Le crisi storiche del valore avvengono sempre quando si verifica un salto nello sviluppo delle forze produttive. Dall'odierna composizione organica del capitale non si può tornare indietro: l'automazione e la digitalizzazione sono gli elementi caratterizzanti della produzione d'oggi, tanto che i capitalisti riportano le fabbriche in patria perché con la robotizzazione non conviene più delocalizzare. Il passaggio dal sistema di macchine alle reti informatiche comporta un cambiamento di natura strutturale: se nella fabbrica potevamo scorgere dei saggi di comunismo (Operaio parziale e piano di produzione), il sistema elettronico è già intrinsecamente comunista (Informazione e potere). Da ciò se ne ricava che il capitalismo è un involucro che non corrisponde più al suo contenuto (Lenin, L'imperialismo).
A proposito di nuove produzioni, dal 20 al 24 marzo ad Hannover 3 mila aziende provenienti da 70 paesi si confronteranno sui temi della robotica e del "machine learning" per trovare nuovi modi per fare business. Tra gli ospiti più attesi ci sono Ray Kurzweil, teorico della singolarità tecnologica, ed Edward Snowden, l'ex tecnico della CIA che ha rivelato al mondo i programmi segreti di sorveglianza di Usa e Regno Unito. Ancora una volta il tema sarà quello della sfida rappresentata dall'avvento dell'era dei robot.
Sempre più analisti lanciano l'allarme "lavoro" mettendo in guardia i governi dagli effetti collaterali causati dai rapidi progressi compiuti nel campo dell'intelligenza artificiale e della robotica.
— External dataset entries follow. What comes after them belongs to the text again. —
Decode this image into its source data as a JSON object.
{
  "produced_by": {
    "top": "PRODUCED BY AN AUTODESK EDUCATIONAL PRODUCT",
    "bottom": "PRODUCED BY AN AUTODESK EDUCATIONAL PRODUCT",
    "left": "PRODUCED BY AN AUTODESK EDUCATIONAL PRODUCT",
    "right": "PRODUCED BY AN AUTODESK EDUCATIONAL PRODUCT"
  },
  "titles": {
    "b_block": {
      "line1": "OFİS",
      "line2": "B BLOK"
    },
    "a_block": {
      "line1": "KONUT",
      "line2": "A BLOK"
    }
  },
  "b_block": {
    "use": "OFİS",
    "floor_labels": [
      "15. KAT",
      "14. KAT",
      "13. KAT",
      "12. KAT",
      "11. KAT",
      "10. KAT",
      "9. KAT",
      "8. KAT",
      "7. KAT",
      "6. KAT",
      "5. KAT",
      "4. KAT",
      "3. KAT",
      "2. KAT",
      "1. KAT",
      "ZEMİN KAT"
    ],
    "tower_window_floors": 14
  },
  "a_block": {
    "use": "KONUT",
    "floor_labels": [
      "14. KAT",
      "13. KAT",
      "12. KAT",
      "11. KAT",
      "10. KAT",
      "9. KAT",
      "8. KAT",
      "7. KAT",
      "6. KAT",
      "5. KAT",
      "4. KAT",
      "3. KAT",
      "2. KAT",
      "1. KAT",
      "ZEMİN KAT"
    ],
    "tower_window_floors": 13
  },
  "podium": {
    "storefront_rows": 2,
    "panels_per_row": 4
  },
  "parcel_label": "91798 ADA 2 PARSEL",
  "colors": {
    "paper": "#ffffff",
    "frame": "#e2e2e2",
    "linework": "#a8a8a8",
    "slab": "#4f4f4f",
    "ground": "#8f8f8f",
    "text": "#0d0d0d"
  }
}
In molti parlano di un futuro di disoccupazione di massa per l'umanità arrivando ad indicare con precisione, con date vere e proprie, quando verranno superati punti di non ritorno. Ora, siccome per la nostra corrente "ognuno che forma e possiede piani, lavora su dati del futuro", non è forse l'insieme della società che, tra mille difficoltà, sta arrivando alla conclusione che così non si può andare avanti e che bisogna cambiare?
Il cambio di paradigma avverrà, il comunismo è la "conoscenza di un piano di vita per la specie" (Proprietà e Capitale, cap. XVII).
Quando nel 2008 abbiamo scritto Non è una crisi congiunturale, in tanti ci chiedevano se si trattasse di una situazione passeggera oppure se fossimo di fronte all'inizio della Grande Crisi. Senza mezze misure abbiamo risposto che, se la crisi è "storica", ciò significa che ha una freccia nel tempo e, come accade per tutte le cose dell'universo, anche il capitalismo è soggetto al secondo principio della termodinamica poiché dissipa più energia di quanta riesca a produrne. La grande legge generale biologica dell'auxologia si può estendere allo studio della società umana e dimostra il decremento della crescita nel tempo.
La sovrastruttura politica è tutto sommato coerente con la struttura economica capitalistica: la perdita di energia riguarda molteplici aspetti sociali ed economici. Se la crisi non è più in grado, come nel secolo scorso, di riattivare grandi cicli di valorizzazione, se non è più una malattia acuta che parte da un settore o da un'area per diffondersi come un'epidemia (la centralizzazione ha integrato i diversi settori), se diventa una malattia cronica che interessa il globo intero (la finanza internazionale sincronizza tutto), non si può fare altro che prendere atto che un ciclo si è chiuso.
Al suo esordio il capitalismo aveva alti tassi di crescita e ciò corrispondeva a una fase fiorente della borghesia (repubbliche marinare e comuni in Italia); ad essa ne è seguita una di stabilizzazione rappresentata dai fascismi e dalla ricostruzione postbellica (Piano Marshall). Dopodiché è iniziato un periodo di crisi in cui il sistema ha cominciato a perdere sempre più energia (Bordiga nel 1953 parlava del capitalismo come di un cadavere che ancora cammina), mentre le anticipazioni della società futura si sono fatte sempre più visibili (Marcati sintomi di società futura).